I can't answer that but I do know that part of that conscious connection is spiritual.
Both of us have to go back to ourselves and our respective churches.
I don't mean a physical place of worship, as in organized religion. Then again for some, maybe it is. I can name many places where I feel connected to God or Spirit - yoga class, on my bike, in my A Course in Miracles study group, in water. In GJ's case, his church is a duck blind or in his boat with a fishing pole or lifting weights at the gym or on a golf course.
Maybe neither of us is conscious that we're connecting to God but we're consciously connecting to our Selves. In those moments, we are not thinking or attempting to control. We are simply allowing ourSelves to be.
Controlling = fear
Allowing = faith
In that allowing, all the noise of the brain (or monkey mind) is silenced. That is when inspiration is actually heard. That is when the body is nothing but a tool; the brain is nothing but quiet; we're simply IN THE MOMENT.

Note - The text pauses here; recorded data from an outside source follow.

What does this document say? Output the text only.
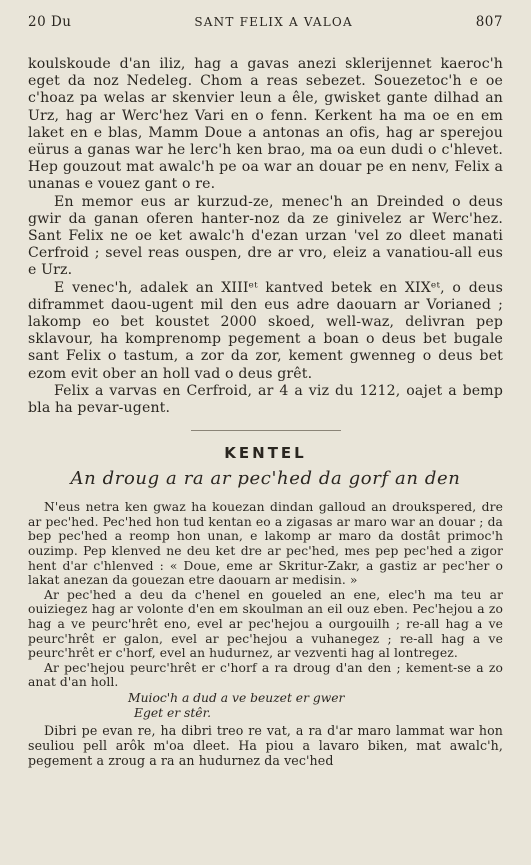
20 Du	SANT FELIX A VALOA	807

koulskoude d'an iliz, hag a gavas anezi sklerijennet kaeroc'h eget da noz Nedeleg. Chom a reas sebezet. Souezetoc'h e oe c'hoaz pa welas ar skenvier leun a êle, gwisket gante dilhad an Urz, hag ar Werc'hez Vari en o fenn. Kerkent ha ma oe en em laket en e blas, Mamm Doue a antonas an ofis, hag ar sperejou eürus a ganas war he lerc'h ken brao, ma oa eun dudi o c'hlevet. Hep gouzout mat awalc'h pe oa war an douar pe en nenv, Felix a unanas e vouez gant o re.

En memor eus ar kurzud-ze, menec'h an Dreinded o deus gwir da ganan oferen hanter-noz da ze ginivelez ar Werc'hez. Sant Felix ne oe ket awalc'h d'ezan urzan 'vel zo dleet manati Cerfroid ; sevel reas ouspen, dre ar vro, eleiz a vanatiou-all eus e Urz.

E venec'h, adalek an XIIIᵉᵗ kantved betek en XIXᵉᵗ, o deus diframmet daou-ugent mil den eus adre daouarn ar Vorianed ; lakomp eo bet koustet 2000 skoed, well-waz, delivran pep sklavour, ha komprenomp pegement a boan o deus bet bugale sant Felix o tastum, a zor da zor, kement gwenneg o deus bet ezom evit ober an holl vad o deus grêt.

Felix a varvas en Cerfroid, ar 4 a viz du 1212, oajet a bemp bla ha pevar-ugent.

KENTEL
An droug a ra ar pec'hed da gorf an den

N'eus netra ken gwaz ha kouezan dindan galloud an droukspered, dre ar pec'hed. Pec'hed hon tud kentan eo a zigasas ar maro war an douar ; da bep pec'hed a reomp hon unan, e lakomp ar maro da dostât primoc'h ouzimp. Pep klenved ne deu ket dre ar pec'hed, mes pep pec'hed a zigor hent d'ar c'hlenved : « Doue, eme ar Skritur-Zakr, a gastiz ar pec'her o lakat anezan da gouezan etre daouarn ar medisin. »

Ar pec'hed a deu da c'henel en goueled an ene, elec'h ma teu ar ouiziegez hag ar volonte d'en em skoulman an eil ouz eben. Pec'hejou a zo hag a ve peurc'hrêt eno, evel ar pec'hejou a ourgouilh ; re-all hag a ve peurc'hrêt er galon, evel ar pec'hejou a vuhanegez ; re-all hag a ve peurc'hrêt er c'horf, evel an hudurnez, ar vezventi hag al lontregez.

Ar pec'hejou peurc'hrêt er c'horf a ra droug d'an den ; kement-se a zo anat d'an holl.

Muioc'h a dud a ve beuzet er gwer
Eget er stêr.

Dibri pe evan re, ha dibri treo re vat, a ra d'ar maro lammat war hon seuliou pell arôk m'oa dleet. Ha piou a lavaro biken, mat awalc'h, pegement a zroug a ra an hudurnez da vec'hed
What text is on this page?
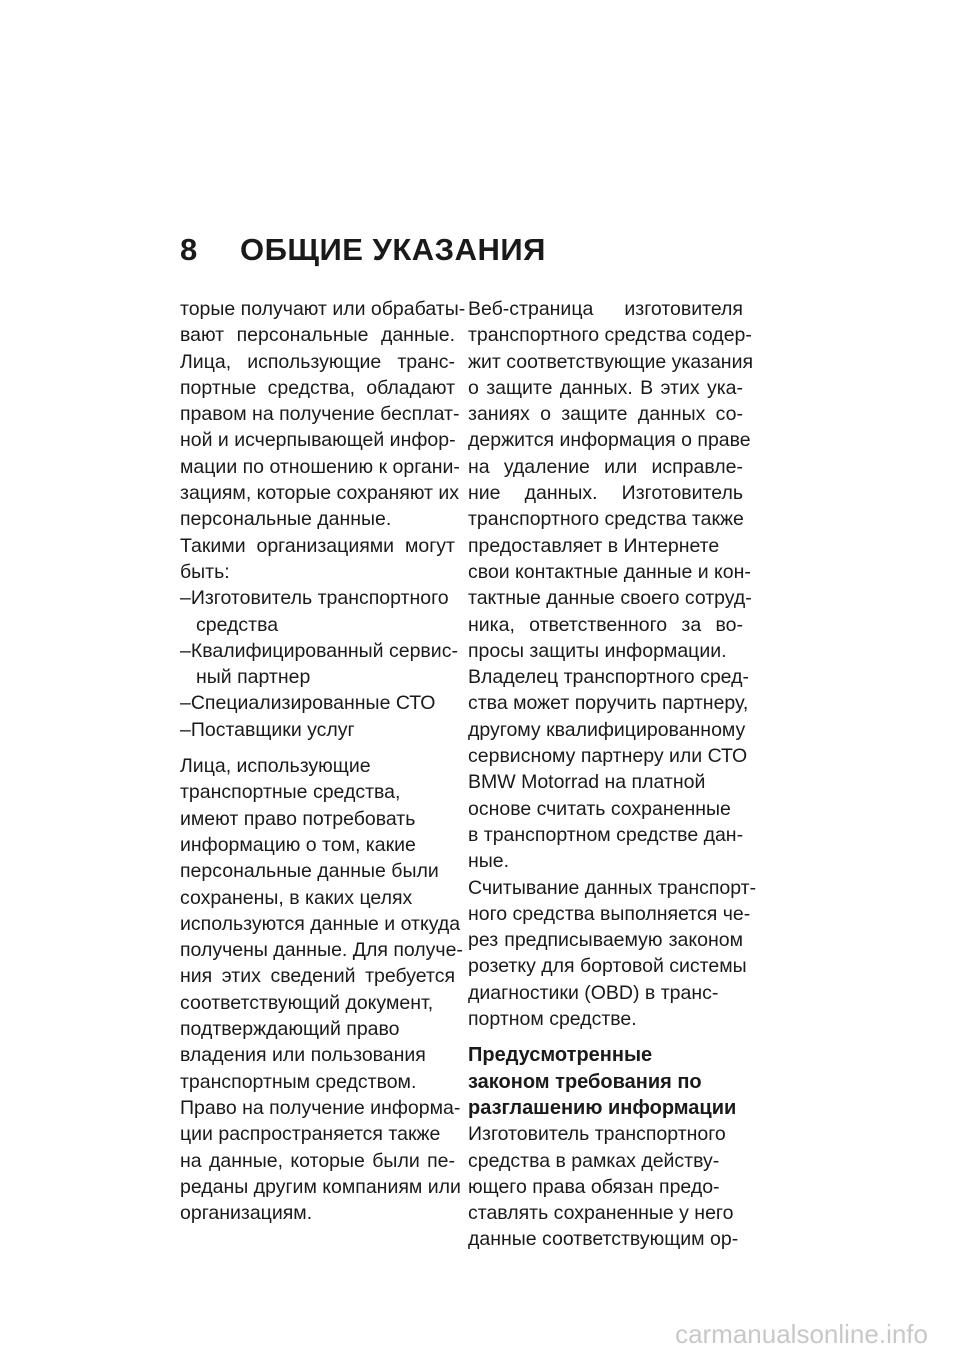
8 ОБЩИЕ УКАЗАНИЯ
торые получают или обрабаты-
вают персональные данные.
Лица, использующие транс-
портные средства, обладают
правом на получение бесплат-
ной и исчерпывающей инфор-
мации по отношению к органи-
зациям, которые сохраняют их
персональные данные.
Такими организациями могут
быть:
–Изготовитель транспортного
средства
–Квалифицированный сервис-
ный партнер
–Специализированные СТО
–Поставщики услуг
Лица, использующие
транспортные средства,
имеют право потребовать
информацию о том, какие
персональные данные были
сохранены, в каких целях
используются данные и откуда
получены данные. Для получе-
ния этих сведений требуется
соответствующий документ,
подтверждающий право
владения или пользования
транспортным средством.
Право на получение информа-
ции распространяется также
на данные, которые были пе-
реданы другим компаниям или
организациям.
Веб-страница изготовителя
транспортного средства содер-
жит соответствующие указания
о защите данных. В этих ука-
заниях о защите данных со-
держится информация о праве
на удаление или исправле-
ние данных. Изготовитель
транспортного средства также
предоставляет в Интернете
свои контактные данные и кон-
тактные данные своего сотруд-
ника, ответственного за во-
просы защиты информации.
Владелец транспортного сред-
ства может поручить партнеру,
другому квалифицированному
сервисному партнеру или СТО
BMW Motorrad на платной
основе считать сохраненные
в транспортном средстве дан-
ные.
Считывание данных транспорт-
ного средства выполняется че-
рез предписываемую законом
розетку для бортовой системы
диагностики (OBD) в транс-
портном средстве.
Предусмотренные
законом требования по
разглашению информации
Изготовитель транспортного
средства в рамках действу-
ющего права обязан предо-
ставлять сохраненные у него
данные соответствующим ор-
carmanualsonline.info
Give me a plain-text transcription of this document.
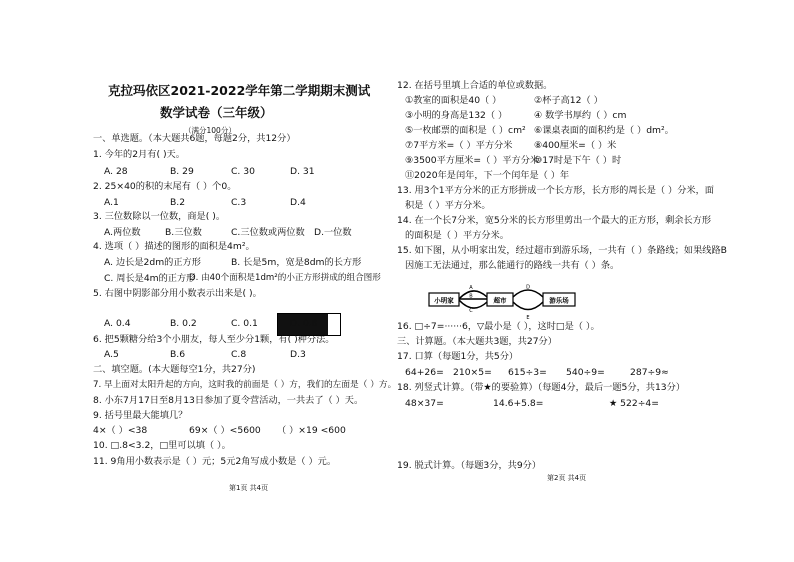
克拉玛依区2021-2022学年第二学期期末测试
数学试卷（三年级）
（满分100分）
一、单选题。（本大题共6题，每题2分，共12分）
1. 今年的2月有( )天。
A. 28	B. 29	C. 30	D. 31
2. 25×40的积的末尾有（ ）个0。
A.1	B.2	C.3	D.4
3. 三位数除以一位数，商是( )。
A.两位数	B.三位数	C.三位数或两位数 D.一位数
4. 选项（ ）描述的图形的面积是4m²。
A. 边长是2dm的正方形	B. 长是5m，宽是8dm的长方形
C. 周长是4m的正方形
D. 由40个面积是1dm²的小正方形拼成的组合图形
5. 右图中阴影部分用小数表示出来是( )。
A. 0.4	B. 0.2	C. 0.1	D. 0.8
6. 把5颗糖分给3个小朋友，每人至少分1颗，有( )种分法。
A.5	B.6	C.8	D.3
二、填空题。(本大题每空1分，共27分)
7. 早上面对太阳升起的方向，这时我的前面是（ ）方，我们的左面是（ ）方。
8. 小东7月17日至8月13日参加了夏令营活动，一共去了（ ）天。
9. 括号里最大能填几？
4×（ ）<38	69×（ ）<5600 （ ）×19 <600
10. □.8<3.2，□里可以填（ ）。
11. 9角用小数表示是（ ）元；5元2角写成小数是（ ）元。
第1页 共4页
12. 在括号里填上合适的单位或数据。
①教室的面积是40（ ）	②杯子高12（ ）
③小明的身高是132（ ）	④ 数学书厚约（ ）cm
⑤一枚邮票的面积是（ ）cm² ⑥课桌表面的面积约是（ ）dm²。
⑦7平方米=（ ）平方分米 ⑧400厘米=（ ）米
⑨3500平方厘米=（ ）平方分米
⑩17时是下午（ ）时
⑪2020年是闰年，下一个闰年是（ ）年
13. 用3个1平方分米的正方形拼成一个长方形，长方形的周长是（ ）分米，面
积是（ ）平方分米。
14. 在一个长7分米，宽5分米的长方形里剪出一个最大的正方形，剩余长方形
的面积是（ ）平方分米。
15. 如下图，从小明家出发，经过超市到游乐场，一共有（ ）条路线；如果线路B
因施工无法通过，那么能通行的路线一共有（ ）条。
小明家
A
B
C
超市
D
E
游乐场
16. □÷7=······6，▽最小是（ ），这时□是（ ）。
三、计算题。（本大题共3题，共27分）
17. 口算（每题1分，共5分）
64+26= 210×5= 615÷3= 540÷9=	287÷9≈
18. 列竖式计算。（带★的要验算）（每题4分，最后一题5分，共13分）
48×37=	14.6+5.8=	★ 522÷4=
19. 脱式计算。（每题3分，共9分）
第2页 共4页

Those moments in our "churches" fill us back up. Those moments bring clarity and peace. Those moments remind each of us WHO WE REALLY ARE. When we get back to that, we're willing to reconnect with that significant other that we love.
I believe it is the spiritual connection that drives every other connection in my life. I try to remember this simple rule:
Connect vertically first. Then connect horizontally.
Connect with Spirit first. Then connect with everyone else.
It is a constant practice. Sometimes I find it difficult to remember to connect with Spirit. I can feel it. When I ignore mySelf for too long, I feel disconnected from everyone, including my Gentleman. Those moments remind me, sometimes not so gently, of where my strength lies.
I'm hoping that Gentleman Jack and I continue to choose something other than what happened to us in our past relationships. I hope that we continue to choose something other than what is happening with others in our lives. Day by day, as long as it feels right, I hope we continue to choose each other.
Because neither of us know what's going happen, that's the only thing we can do.
"Relationships--of all kinds--are like sand held in your hand. Held loosely, with an open hand, the sand remains where it is. The minute you close your hand and squeeze tightly to hold on, the sand trickles through your fingers. You may hold onto some of it, but most will be spilled."